Si le Cese rappelle longuement « l’atout » que peut représenter l’agriculture urbaine en matière de gestion durable des villes, d’approvisionnement alimentaire, de cohésion sociale ou de santé publique, elle émet des doutes sur certains projets. « Des exemples récemment très médiatisés font état de projet high-tech (tour de Romainville) ou de start-up (Agricool, Sous les fraises…) ayant réalisé des levées de fonds privés de plusieurs dizaines de millions d’euros et bénéficié de prêts publics via BPI France », rappelle le Cese pour qui « face à ces chiffres démesurés, la rentabilité apparaît hypothétique ». « Certains de ces projets bénéficient également de soutiens publics conséquents », ajoute le Cese qui y voit « un véritable sujet de préoccupation », ce type d’actions étant « souvent déconnectées des missions sociales et écologiques de l’agriculture urbaine ». D’une manière générale le « développement de procédés de culture high-tech » suscite « des interrogations en matière de durabilité », notamment au regard de leur consommation énergétique.

« Orienter les aides publiques »

« Si le développement de l’agriculture urbaine mérite d’être globalement encouragé, il convient de faire preuve de sélectivité pour l’octroi de soutiens publics », estime ainsi le Cese, qui rappelle que les agriculteurs urbains peuvent bénéficier de certaines aides Pac (aides à l’installation, soutiens à la production…) ou de soutiens financiers des collectivités territoriales.
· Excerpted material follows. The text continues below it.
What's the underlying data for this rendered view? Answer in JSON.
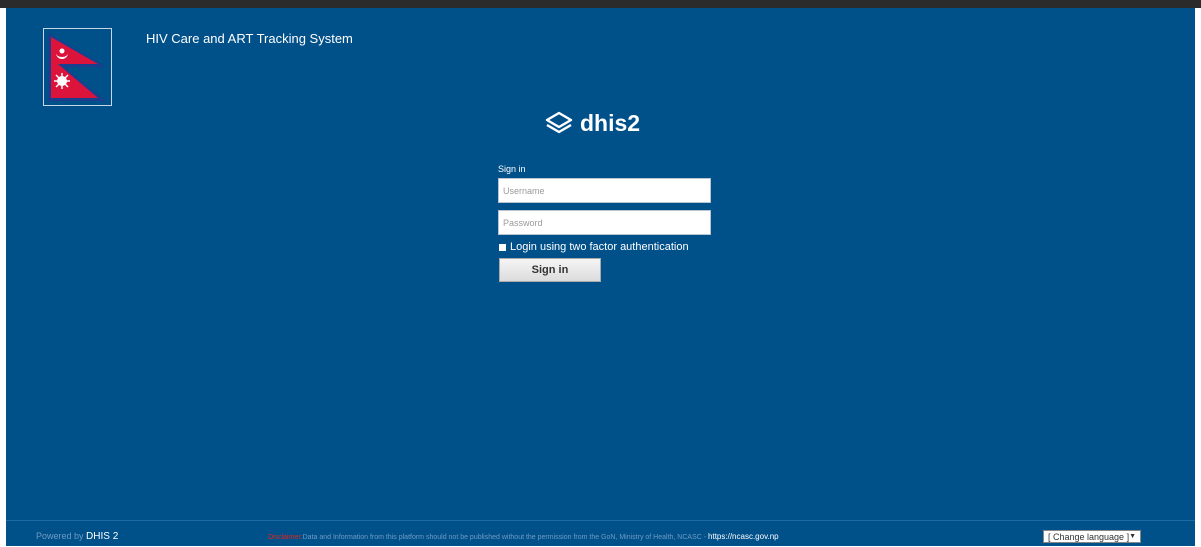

Il appelle à « orienter les aides publiques et leurs critères d’attributions » afin d’assurer « la rémunération des services rendus par l’agriculture urbaine (sociaux, environnementaux, pédagogiques) » ou à mettre en place « une politique d’encouragement » dans l’aménagement des villes, en soutenant les projets d’agriculture urbaine s’inscrivant dans des perspectives durables (climatisation des villes, prévention des déchets, économie d’eau, implication citoyenne et insertion, intégration dans l’agriculture et l’alimentation territoriales…).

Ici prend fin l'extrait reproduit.